Waste Leather Collection
Piles of discarded leather being moved in the Hebei factory's warehouse, in preparation for future processing. CCTV-13

Chinese police arrived at a factory Monday morning to find it ablaze. Black smoke was billowing out of the compound's white administrative building, and the sounds of explosions rang out. Hours later, after the flames had been tamed and investigators had entered the building, police revealed that Hebei Province's Xueyang Gelatin Factory had been a victim of arson, shockingly, by the plant's own manager.

In a bid to destroy evidence and data files that would implicate the factory and himself, plant manager Song Xingjie had ordered workers to collect together office computers and damaging files. He later set the fire to erase evidence of wrongdoing. Song soon fled and went into hiding, but was quickly captured by police.

What would compel a man to burn down his own factory?

Perhaps unsurprisingly, the factory in question was the origin point for a supply chain of faulty products. In China, a country used to stories and reports of defective manufacturing and poor practices, this fact alone would have raised few eyebrows.

What captured the attention of the entire nation, however, was over what the company produced, how it went about doing it, and who it ultimately supplied.

Disturbingly, the plant had been using grotesque collections of old shoe leather and wasted bits of leather straps to create the gelatin powders which would later be shaped into medicinal pills for human ingestion.

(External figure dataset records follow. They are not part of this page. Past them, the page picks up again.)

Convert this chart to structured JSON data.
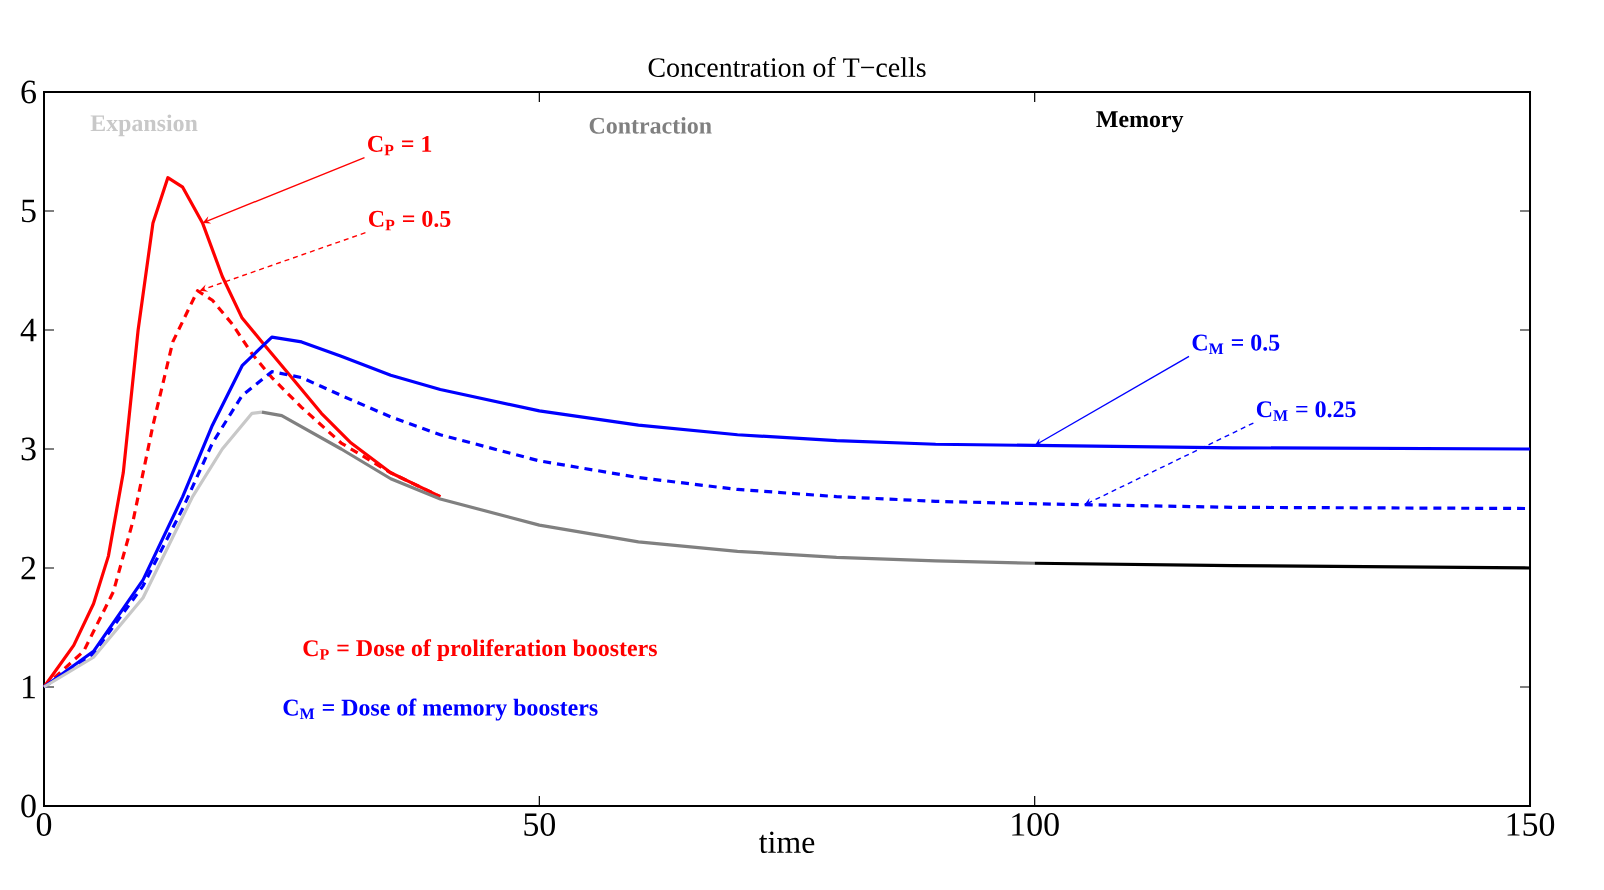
{
  "chart_data": {
    "type": "line",
    "title": "Concentration of T−cells",
    "xlabel": "time",
    "xlim": [
      0,
      150
    ],
    "ylim": [
      0,
      6
    ],
    "xticks": [
      0,
      50,
      100,
      150
    ],
    "yticks": [
      0,
      1,
      2,
      3,
      4,
      5,
      6
    ],
    "series": [
      {
        "color": "#ff0000",
        "line_style": "solid",
        "x": [
          0,
          3,
          5,
          6.5,
          8,
          9.5,
          11,
          12.5,
          14,
          16,
          18,
          20,
          22,
          25,
          28,
          31,
          35,
          40
        ],
        "values": [
          1,
          1.35,
          1.7,
          2.1,
          2.8,
          4.0,
          4.9,
          5.28,
          5.2,
          4.9,
          4.45,
          4.1,
          3.9,
          3.6,
          3.3,
          3.05,
          2.8,
          2.6
        ]
      },
      {
        "color": "#ff0000",
        "line_style": "dashed",
        "x": [
          0,
          4,
          7,
          9,
          11,
          13,
          15.5,
          17,
          19,
          21,
          23,
          26,
          30,
          35,
          40
        ],
        "values": [
          1,
          1.3,
          1.8,
          2.4,
          3.2,
          3.9,
          4.33,
          4.25,
          4.05,
          3.8,
          3.6,
          3.35,
          3.05,
          2.8,
          2.6
        ]
      },
      {
        "color": "#0000ff",
        "line_style": "solid",
        "x": [
          0,
          5,
          10,
          14,
          17,
          20,
          23,
          26,
          30,
          35,
          40,
          50,
          60,
          70,
          80,
          90,
          100,
          120,
          150
        ],
        "values": [
          1,
          1.3,
          1.9,
          2.6,
          3.2,
          3.7,
          3.94,
          3.9,
          3.78,
          3.62,
          3.5,
          3.32,
          3.2,
          3.12,
          3.07,
          3.04,
          3.03,
          3.01,
          3.0
        ]
      },
      {
        "color": "#0000ff",
        "line_style": "dashed",
        "x": [
          0,
          5,
          10,
          14,
          17,
          20,
          23,
          26,
          30,
          35,
          40,
          50,
          60,
          70,
          80,
          90,
          100,
          120,
          150
        ],
        "values": [
          1,
          1.28,
          1.85,
          2.5,
          3.05,
          3.45,
          3.65,
          3.6,
          3.45,
          3.27,
          3.12,
          2.9,
          2.76,
          2.66,
          2.6,
          2.56,
          2.54,
          2.51,
          2.5
        ]
      },
      {
        "color": "#c8c8c8",
        "line_style": "solid",
        "x": [
          0,
          5,
          10,
          15,
          18,
          21,
          22
        ],
        "values": [
          1,
          1.25,
          1.75,
          2.6,
          3.0,
          3.3,
          3.31
        ]
      },
      {
        "color": "#808080",
        "line_style": "solid",
        "x": [
          22,
          24,
          30,
          35,
          40,
          50,
          60,
          70,
          80,
          90,
          100
        ],
        "values": [
          3.31,
          3.28,
          3.0,
          2.75,
          2.58,
          2.36,
          2.22,
          2.14,
          2.09,
          2.06,
          2.04
        ]
      },
      {
        "color": "#000000",
        "line_style": "solid",
        "x": [
          100,
          120,
          150
        ],
        "values": [
          2.04,
          2.02,
          2.0
        ]
      }
    ],
    "annotations": [
      "Expansion",
      "Contraction",
      "Memory",
      {
        "text": "C$_{P}$ = 1",
        "x": 16,
        "y": 4.9
      },
      {
        "text": "C$_{P}$ = 0.5",
        "x": 15.7,
        "y": 4.33
      },
      {
        "text": "C$_{M}$ = 0.5",
        "x": 100,
        "y": 3.03
      },
      {
        "text": "C$_{M}$ = 0.25",
        "x": 105,
        "y": 2.53
      },
      "C$_{P}$ = Dose of proliferation boosters",
      "C$_{M}$ = Dose of memory boosters"
    ]
  }
}
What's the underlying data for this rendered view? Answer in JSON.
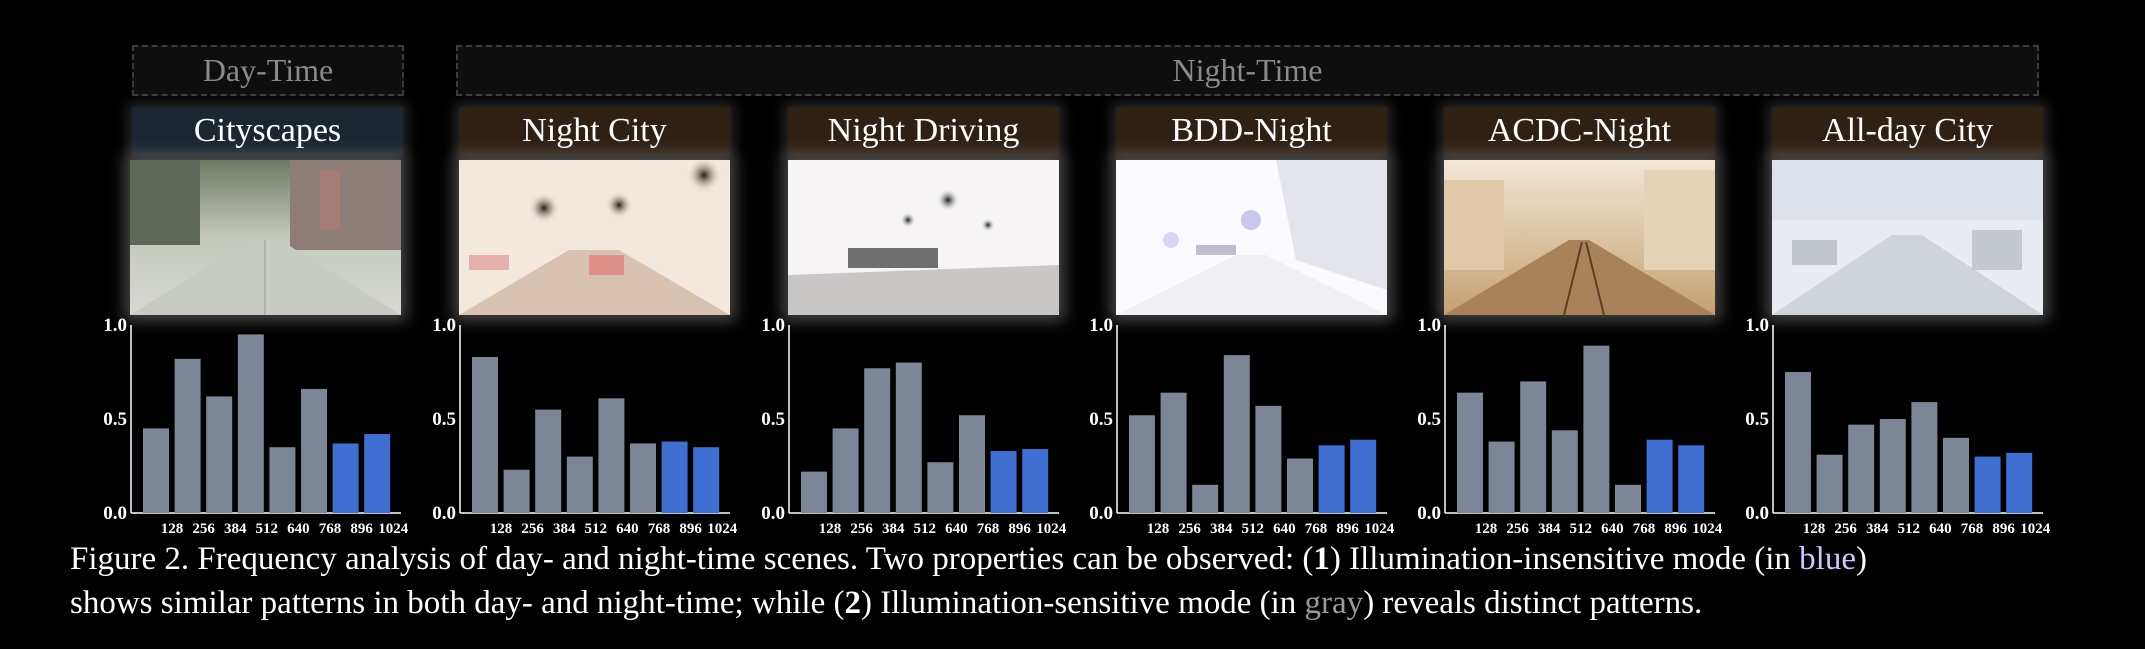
{
  "groups": {
    "day": "Day-Time",
    "night": "Night-Time"
  },
  "datasets": [
    {
      "name": "Cityscapes"
    },
    {
      "name": "Night City"
    },
    {
      "name": "Night Driving"
    },
    {
      "name": "BDD-Night"
    },
    {
      "name": "ACDC-Night"
    },
    {
      "name": "All-day City"
    }
  ],
  "colors": {
    "gray_bar": "#7d8696",
    "blue_bar": "#3f6fd1",
    "axis": "#ffffff"
  },
  "chart_data": [
    {
      "type": "bar",
      "categories": [
        "128",
        "256",
        "384",
        "512",
        "640",
        "768",
        "896",
        "1024"
      ],
      "values": [
        0.45,
        0.82,
        0.62,
        0.95,
        0.35,
        0.66,
        0.37,
        0.42
      ],
      "bar_colors": [
        "gray",
        "gray",
        "gray",
        "gray",
        "gray",
        "gray",
        "blue",
        "blue"
      ],
      "ylim": [
        0,
        1.0
      ],
      "yticks": [
        "0.0",
        "0.5",
        "1.0"
      ]
    },
    {
      "type": "bar",
      "categories": [
        "128",
        "256",
        "384",
        "512",
        "640",
        "768",
        "896",
        "1024"
      ],
      "values": [
        0.83,
        0.23,
        0.55,
        0.3,
        0.61,
        0.37,
        0.38,
        0.35
      ],
      "bar_colors": [
        "gray",
        "gray",
        "gray",
        "gray",
        "gray",
        "gray",
        "blue",
        "blue"
      ],
      "ylim": [
        0,
        1.0
      ],
      "yticks": [
        "0.0",
        "0.5",
        "1.0"
      ]
    },
    {
      "type": "bar",
      "categories": [
        "128",
        "256",
        "384",
        "512",
        "640",
        "768",
        "896",
        "1024"
      ],
      "values": [
        0.22,
        0.45,
        0.77,
        0.8,
        0.27,
        0.52,
        0.33,
        0.34
      ],
      "bar_colors": [
        "gray",
        "gray",
        "gray",
        "gray",
        "gray",
        "gray",
        "blue",
        "blue"
      ],
      "ylim": [
        0,
        1.0
      ],
      "yticks": [
        "0.0",
        "0.5",
        "1.0"
      ]
    },
    {
      "type": "bar",
      "categories": [
        "128",
        "256",
        "384",
        "512",
        "640",
        "768",
        "896",
        "1024"
      ],
      "values": [
        0.52,
        0.64,
        0.15,
        0.84,
        0.57,
        0.29,
        0.36,
        0.39
      ],
      "bar_colors": [
        "gray",
        "gray",
        "gray",
        "gray",
        "gray",
        "gray",
        "blue",
        "blue"
      ],
      "ylim": [
        0,
        1.0
      ],
      "yticks": [
        "0.0",
        "0.5",
        "1.0"
      ]
    },
    {
      "type": "bar",
      "categories": [
        "128",
        "256",
        "384",
        "512",
        "640",
        "768",
        "896",
        "1024"
      ],
      "values": [
        0.64,
        0.38,
        0.7,
        0.44,
        0.89,
        0.15,
        0.39,
        0.36
      ],
      "bar_colors": [
        "gray",
        "gray",
        "gray",
        "gray",
        "gray",
        "gray",
        "blue",
        "blue"
      ],
      "ylim": [
        0,
        1.0
      ],
      "yticks": [
        "0.0",
        "0.5",
        "1.0"
      ]
    },
    {
      "type": "bar",
      "categories": [
        "128",
        "256",
        "384",
        "512",
        "640",
        "768",
        "896",
        "1024"
      ],
      "values": [
        0.75,
        0.31,
        0.47,
        0.5,
        0.59,
        0.4,
        0.3,
        0.32
      ],
      "bar_colors": [
        "gray",
        "gray",
        "gray",
        "gray",
        "gray",
        "gray",
        "blue",
        "blue"
      ],
      "ylim": [
        0,
        1.0
      ],
      "yticks": [
        "0.0",
        "0.5",
        "1.0"
      ]
    }
  ],
  "caption": {
    "p1": "Figure 2. Frequency analysis of day- and night-time scenes. Two properties can be observed: (",
    "n1": "1",
    "p2": ") Illumination-insensitive mode (in ",
    "blue_word": "blue",
    "p3": ")",
    "p4": "shows similar patterns in both day- and night-time; while (",
    "n2": "2",
    "p5": ") Illumination-sensitive mode (in ",
    "gray_word": "gray",
    "p6": ") reveals distinct patterns."
  }
}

As it turns out, the Xueyang Factory was at the heart of a web of companies which supply and sell gelatin protein-based capsules for 13 different types of medicines for treating everything from fever and headaches to coughing and upset stomachs. Testing revealed that capsule shells produced by nine companies across multiple provinces held dangerous concentrations of heavy metals -- in some cases up to ninety times higher than the maximum levels deemed safe for human consumption.

In a country already overly sensitive to environmental degradation, air pollution, food safety, and concerns over personal health, this recent occurrence not only raised eyebrows, it caused outrage and indignation.

Rotten and filthy strips of leather discarded from shoe factories and textile producers had been collected, treated with lye, bleached, and boiled until they resembled some thick paste.

Chinese journalists working for the country's central television network originally began looking into the case over half a year ago, visiting medicine plants in Zhejiang Province and interviewing workers there about their practices. Tracing back supply chains, sometimes halfway across the entire country to their points of origin, the reporters discovered that plants were using deceptively and disarmingly labeled blue leather to hide the true nature of the gelatin and protein powders they used for making medicinal capsules.

The Chinese government forbids using waste leather in producing gelatin, and like many other countries, only allows protein safe for consumption to be used in preparing components used for medicines. The factories in question had not only ignored established laws, they had actually stamped on their own seals of approval and inspection before shipping out products to clients.

Through highlighting this particular case and other prominent issues, news agencies and investigative journalists in China have revealed an increasingly ability to influence and shift national debate, direct discussion of important social issues, and act as a force for upholding social justice and moral behavior.

The speed and eagerness with which 'netizens' have picked up on the scandalous incidents is also an indication of the increasing appetite of average Chinese citizens for such controversial news stories.

The government is no doubt concerned about these trends, and has given warnings on perpetuating damaging rumors.

This particular incident is of course, no simple rumor and will be hard to ignore as yet another wake-up call for improving industrial standards in China.

In the meantime, citizens will have to remain in limbo and hope that police, press, and politics can work together to clean up the system and root out criminal practices.

As is a common in the country, popular new jokes and black humor have already been invented to alleviate tensions and soften attitudes.

Feeling sick? asks a friend. Go lick a shoe, follows the punchline.